Top 5 Songs For the Modern High Belter and Reasons to Love Them

Much has been written about the modern obsession and fascination with high belting, and there is no need for me to rehash it fully here. In short, musical theatre has gone from having a lady’s money note be a solid, chesty B flat to a throat-shredding F. People are divided on the merits of this development. What I will throw in is that I think there is absolutely nothing wrong with healthy belting – to me, I feel as legitimate in my assertion that I love it as someone who lays claim to the electric guitar as their favourite sound; a great belt used appropriately is thrilling and powerful and, for the purposes of musical theatre, can convey emotion in an incredibly effective way. I’ve decided to take five songs for the modern high belter and to demonstrate why they (and their singers) are straight up fantastic.
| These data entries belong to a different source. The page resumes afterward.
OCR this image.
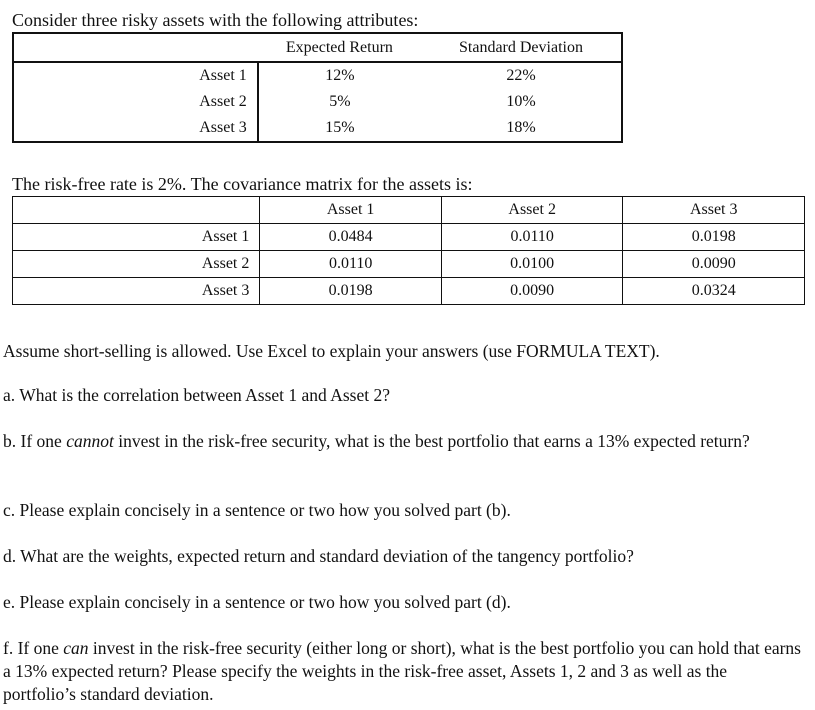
Consider three risky assets with the following attributes:
	Expected Return	Standard Deviation
Asset 1	12%	22%
Asset 2	5%	10%
Asset 3	15%	18%
The risk-free rate is 2%. The covariance matrix for the assets is:
	Asset 1	Asset 2	Asset 3
Asset 1	0.0484	0.0110	0.0198
Asset 2	0.0110	0.0100	0.0090
Asset 3	0.0198	0.0090	0.0324
Assume short-selling is allowed. Use Excel to explain your answers (use FORMULA TEXT).
a. What is the correlation between Asset 1 and Asset 2?
b. If one cannot invest in the risk-free security, what is the best portfolio that earns a 13% expected return?
c. Please explain concisely in a sentence or two how you solved part (b).
d. What are the weights, expected return and standard deviation of the tangency portfolio?
e. Please explain concisely in a sentence or two how you solved part (d).
f. If one can invest in the risk-free security (either long or short), what is the best portfolio you can hold that earns a 13% expected return? Please specify the weights in the risk-free asset, Assets 1, 2 and 3 as well as the portfolio’s standard deviation.
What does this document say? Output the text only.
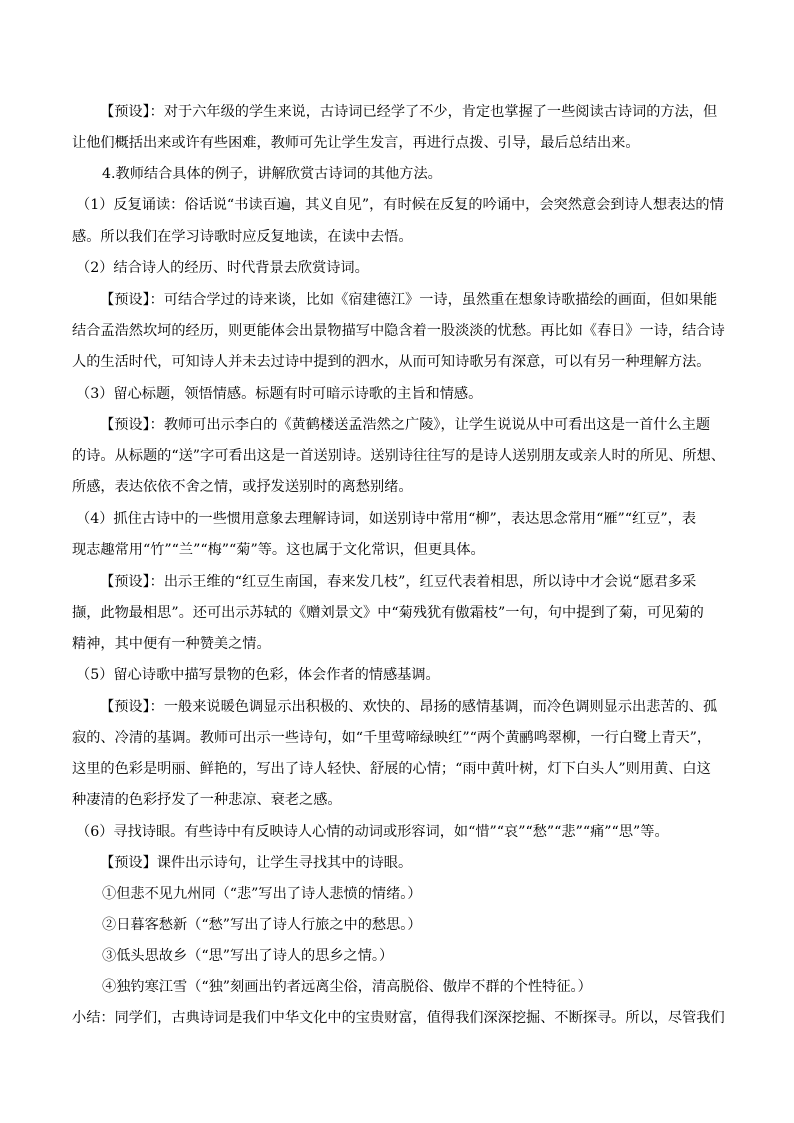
【预设】：对于六年级的学生来说，古诗词已经学了不少，肯定也掌握了一些阅读古诗词的方法，但
让他们概括出来或许有些困难，教师可先让学生发言，再进行点拨、引导，最后总结出来。
4.教师结合具体的例子，讲解欣赏古诗词的其他方法。
（1）反复诵读：俗话说“书读百遍，其义自见”，有时候在反复的吟诵中，会突然意会到诗人想表达的情
感。所以我们在学习诗歌时应反复地读，在读中去悟。
（2）结合诗人的经历、时代背景去欣赏诗词。
【预设】：可结合学过的诗来谈，比如《宿建德江》一诗，虽然重在想象诗歌描绘的画面，但如果能
结合孟浩然坎坷的经历，则更能体会出景物描写中隐含着一股淡淡的忧愁。再比如《春日》一诗，结合诗
人的生活时代，可知诗人并未去过诗中提到的泗水，从而可知诗歌另有深意，可以有另一种理解方法。
（3）留心标题，领悟情感。标题有时可暗示诗歌的主旨和情感。
【预设】：教师可出示李白的《黄鹤楼送孟浩然之广陵》，让学生说说从中可看出这是一首什么主题
的诗。从标题的“送”字可看出这是一首送别诗。送别诗往往写的是诗人送别朋友或亲人时的所见、所想、
所感，表达依依不舍之情，或抒发送别时的离愁别绪。
（4）抓住古诗中的一些惯用意象去理解诗词，如送别诗中常用“柳”，表达思念常用“雁”“红豆”，表
现志趣常用“竹”“兰”“梅”“菊”等。这也属于文化常识，但更具体。
【预设】：出示王维的“红豆生南国，春来发几枝”，红豆代表着相思，所以诗中才会说“愿君多采
撷，此物最相思”。还可出示苏轼的《赠刘景文》中“菊残犹有傲霜枝”一句，句中提到了菊，可见菊的
精神，其中便有一种赞美之情。
（5）留心诗歌中描写景物的色彩，体会作者的情感基调。
【预设】：一般来说暖色调显示出积极的、欢快的、昂扬的感情基调，而冷色调则显示出悲苦的、孤
寂的、冷清的基调。教师可出示一些诗句，如“千里莺啼绿映红”“两个黄鹂鸣翠柳，一行白鹭上青天”，
这里的色彩是明丽、鲜艳的，写出了诗人轻快、舒展的心情；“雨中黄叶树，灯下白头人”则用黄、白这
种凄清的色彩抒发了一种悲凉、衰老之感。
（6）寻找诗眼。有些诗中有反映诗人心情的动词或形容词，如“惜”“哀”“愁”“悲”“痛”“思”等。
【预设】课件出示诗句，让学生寻找其中的诗眼。
①但悲不见九州同（“悲”写出了诗人悲愤的情绪。）
②日暮客愁新（“愁”写出了诗人行旅之中的愁思。）
③低头思故乡（“思”写出了诗人的思乡之情。）
④独钓寒江雪（“独”刻画出钓者远离尘俗，清高脱俗、傲岸不群的个性特征。）
小结：同学们，古典诗词是我们中华文化中的宝贵财富，值得我们深深挖掘、不断探寻。所以，尽管我们
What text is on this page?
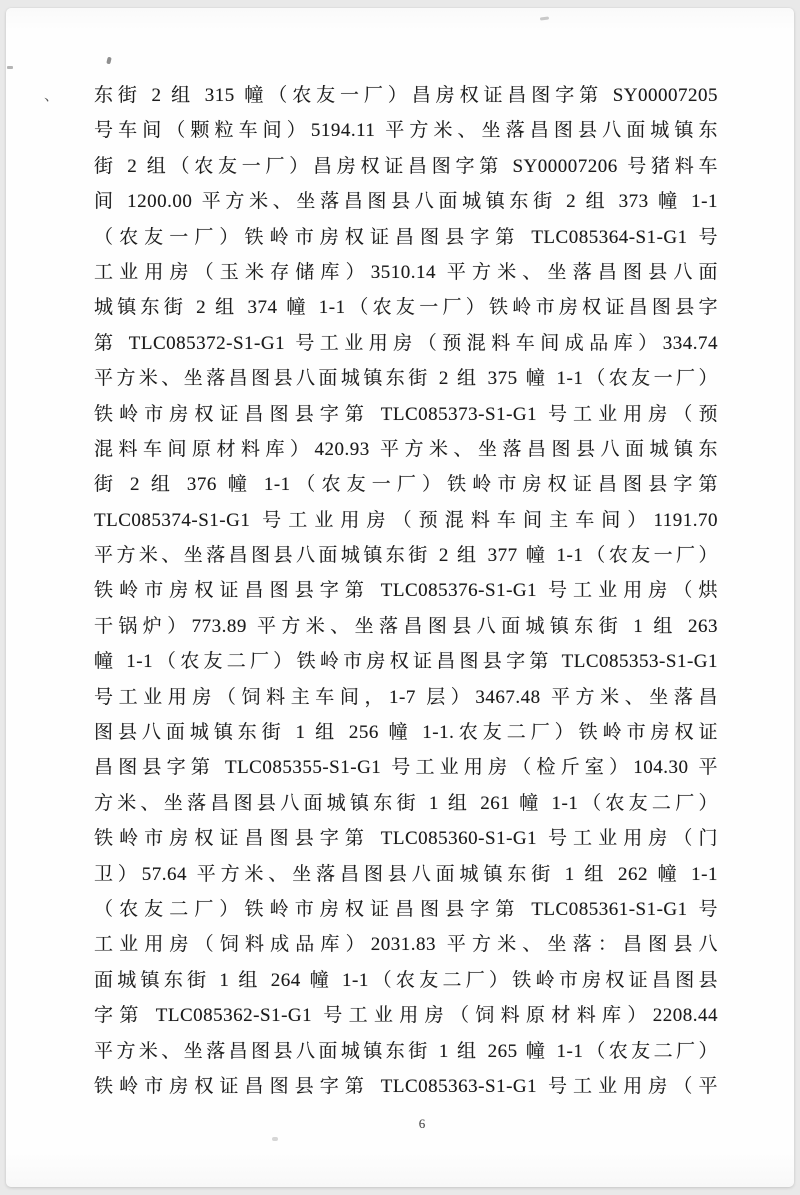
、 东街 2 组 315 幢（农友一厂）昌房权证昌图字第 SY00007205
号车间（颗粒车间）5194.11 平方米、坐落昌图县八面城镇东
街 2 组（农友一厂）昌房权证昌图字第 SY00007206 号猪料车
间 1200.00 平方米、坐落昌图县八面城镇东街 2 组 373 幢 1-1
（农友一厂）铁岭市房权证昌图县字第 TLC085364-S1-G1 号
工业用房（玉米存储库）3510.14 平方米、坐落昌图县八面
城镇东街 2 组 374 幢 1-1（农友一厂）铁岭市房权证昌图县字
第 TLC085372-S1-G1 号工业用房（预混料车间成品库）334.74
平方米、坐落昌图县八面城镇东街 2 组 375 幢 1-1（农友一厂）
铁岭市房权证昌图县字第 TLC085373-S1-G1 号工业用房（预
混料车间原材料库）420.93 平方米、坐落昌图县八面城镇东
街 2 组 376 幢 1-1（农友一厂）铁岭市房权证昌图县字第
TLC085374-S1-G1 号工业用房（预混料车间主车间）1191.70
平方米、坐落昌图县八面城镇东街 2 组 377 幢 1-1（农友一厂）
铁岭市房权证昌图县字第 TLC085376-S1-G1 号工业用房（烘
干锅炉）773.89 平方米、坐落昌图县八面城镇东街 1 组 263
幢 1-1（农友二厂）铁岭市房权证昌图县字第 TLC085353-S1-G1
号工业用房（饲料主车间，1-7 层）3467.48 平方米、坐落昌
图县八面城镇东街 1 组 256 幢 1-1.农友二厂）铁岭市房权证
昌图县字第 TLC085355-S1-G1 号工业用房（检斤室）104.30 平
方米、坐落昌图县八面城镇东街 1 组 261 幢 1-1（农友二厂）
铁岭市房权证昌图县字第 TLC085360-S1-G1 号工业用房（门
卫）57.64 平方米、坐落昌图县八面城镇东街 1 组 262 幢 1-1
（农友二厂）铁岭市房权证昌图县字第 TLC085361-S1-G1 号
工业用房（饲料成品库）2031.83 平方米、坐落：昌图县八
面城镇东街 1 组 264 幢 1-1（农友二厂）铁岭市房权证昌图县
字第 TLC085362-S1-G1 号工业用房（饲料原材料库）2208.44
平方米、坐落昌图县八面城镇东街 1 组 265 幢 1-1（农友二厂）
铁岭市房权证昌图县字第 TLC085363-S1-G1 号工业用房（平
6
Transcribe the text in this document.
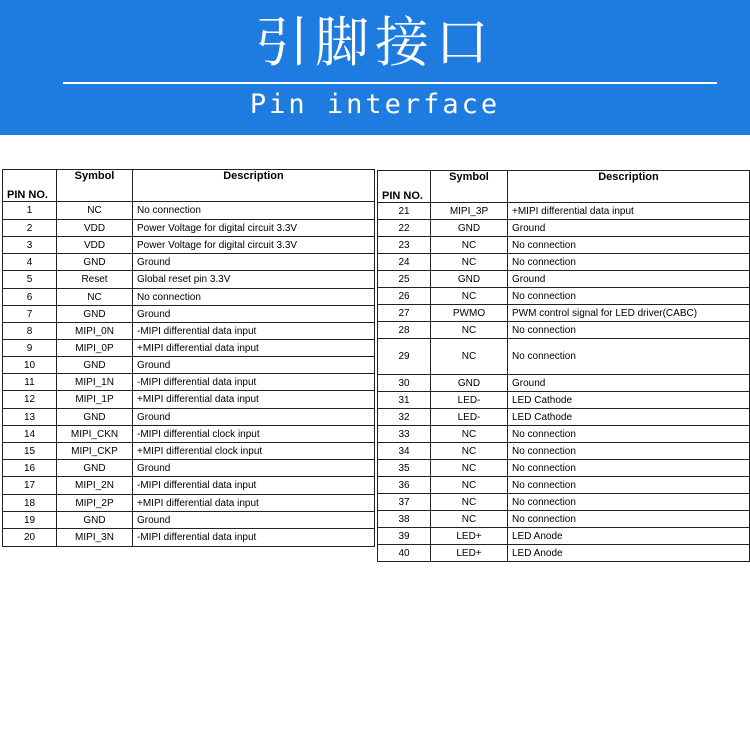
引脚接口
Pin interface
PIN NO.	Symbol	Description
1	NC	No connection
2	VDD	Power Voltage for digital circuit 3.3V
3	VDD	Power Voltage for digital circuit 3.3V
4	GND	Ground
5	Reset	Global reset pin 3.3V
6	NC	No connection
7	GND	Ground
8	MIPI_0N	-MIPI differential data input
9	MIPI_0P	+MIPI differential data input
10	GND	Ground
11	MIPI_1N	-MIPI differential data input
12	MIPI_1P	+MIPI differential data input
13	GND	Ground
14	MIPI_CKN	-MIPI differential clock input
15	MIPI_CKP	+MIPI differential clock input
16	GND	Ground
17	MIPI_2N	-MIPI differential data input
18	MIPI_2P	+MIPI differential data input
19	GND	Ground
20	MIPI_3N	-MIPI differential data input
PIN NO.	Symbol	Description
21	MIPI_3P	+MIPI differential data input
22	GND	Ground
23	NC	No connection
24	NC	No connection
25	GND	Ground
26	NC	No connection
27	PWMO	PWM control signal for LED driver(CABC)
28	NC	No connection
29	NC	No connection
30	GND	Ground
31	LED-	LED Cathode
32	LED-	LED Cathode
33	NC	No connection
34	NC	No connection
35	NC	No connection
36	NC	No connection
37	NC	No connection
38	NC	No connection
39	LED+	LED Anode
40	LED+	LED Anode
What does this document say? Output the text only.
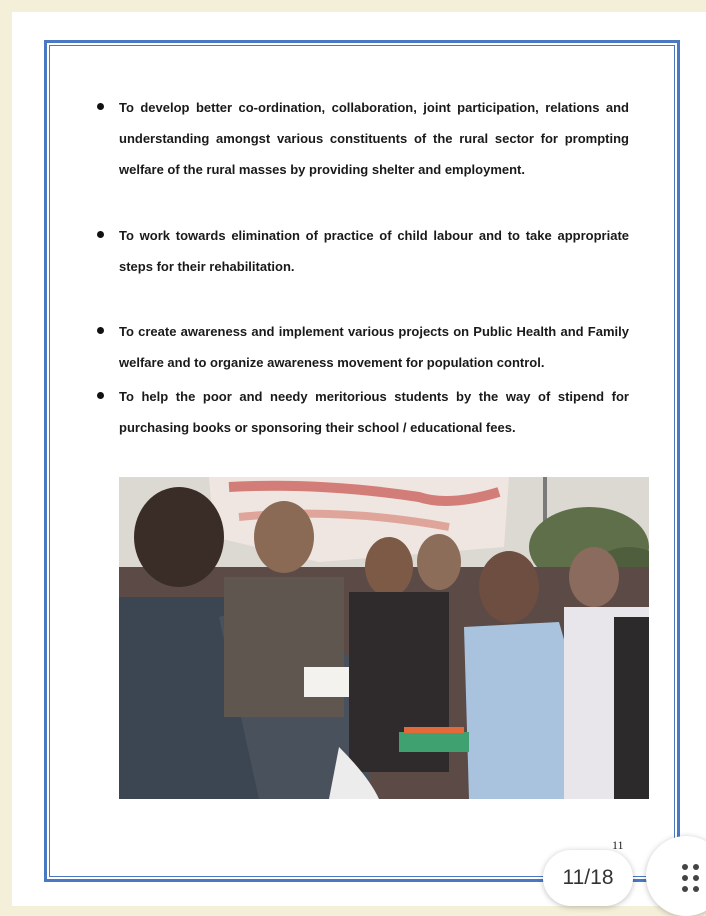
To develop better co-ordination, collaboration, joint participation, relations and understanding amongst various constituents of the rural sector for prompting welfare of the rural masses by providing shelter and employment.
To work towards elimination of practice of child labour and to take appropriate steps for their rehabilitation.
To create awareness and implement various projects on Public Health and Family welfare and to organize awareness movement for population control.
To help the poor and needy meritorious students by the way of stipend for purchasing books or sponsoring their school / educational fees.
11
11/18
1. “I’m a Star” (Scott Alan)

This is, by ‘contemporary’ standards, almost an old school beltathon. Written by the cornerstone of the hard-to-describe ‘musical theatre solo album’ Scott Alan, this song ramps up and up to match the singer’s determination and excitement. Eden Espinosa (BKLYN, Wicked, Rent) hoists up her indefatigable larynx and ratchets up the vocal power to match the material, and the result is a no holds barred paean to stardom.

Watch this video on YouTube.

2. “The Ballad of Sara Berry” (Ryan Scott Oliver)

Featured in his show and album 35mm, Ryan Scott Oliver has written a contemporary ballad in the old-fashioned sense: this song is a tale, the saga of Sara whose desire to be prom queen was so strong it drove her to kill.

Performed here by Lindsay Mendez, Natalie Weiss, Alex Brightman and Jay Armstrong Johnson, this is high belting times four. I’ve talked about Lindsay Mendez before, and her voice is never less than absolutely astonishing. The precision of her placement and keenness of her voice bring Sara’s mania to a shrieking climax (it’s an A flat and it is glorious) – and Stephen King levels of horror.

Watch this video on YouTube.

3. “Dead Girl Walking” (Kevin Murphy and Laurence O’Keefe)

Heathers: The Musical is where the insanely high belters come to play. This number showcases the inimitable talents of Barrett Wilbert Weed and her seemingly limitless range. Her character, Veronica, faces impending social doom, decides she has nothing more to lose and has a lot of sex with the loner weirdo from school.

Imagine for a second this sort of song delivered in crystalline, fluting head voice. Imagine how terrible that would be. Now listen to Barrett singing the score a new one with her unbelievable belt. It is passionate, frantic and perfect. And another A flat.

Watch this video on YouTube.

4. “Always Starting Over” (Tom Kitt and Brian Yorkey)

Idina Menzel holds the distinction of being perhaps the most controversial of the high belters. Two people can watch the same performance and come away with utterly different opinions. For instance, the Tony Awards spot below: some people used words like ‘shrill,’ ‘strident,’ ‘unnecessary.’ To those people I say, ‘Shut up.’ (If you got that reference to Bob Martin’s The Drowsy Chaperone, call me).

This song is the 11 o’clock number from Tom Kitt and Brian Yorkey’s recent Broadway endeavour If/Then. The writing fits Idina’s voice like a glove – even though the high notes aren’t actually that high (compared to the others on this list), they are right in the sweet spot for her to give them a real chesty whack. This is a song about embracing change and moving on, and Idina’s powerful, singular belt taps into the determination and inner strength inherent in the lyrics.

Please note, the gentleman behind Idina at around 1:05 in the video sums up my emotions concisely.

Watch this video on YouTube.

5. “That Girl Should Be Me” (Bobby Cronin)

Bobby Cronin sure knows how to pick his belters. His ‘International Studio Cast Recording’ of The Concrete Jungle features Rebecca Trehearn, Kate Shindle, and Olivia Phillip, among others, and is belt exhibitionism at its finest. The climactic number is a classic, defiant ‘He’s My Man And I Will Have Him’ number – if there’s a type of song for which belting is more suited than this kind of self-empowerment anthem, I don’t want to know about it. In the same way that a bank of swelling strings evokes romance, or sleigh bells conjure Christmas, belting conveys power, and when deployed for that purpose, it cannot be beaten.

Also for those keeping track, Kate Pazakis finishes here with a sustained F (you know, the one that “Defying Gravity” pops up to for half a second – look how far we’ve come).

Watch this video on YouTube.

What are your favorite songs for high belters?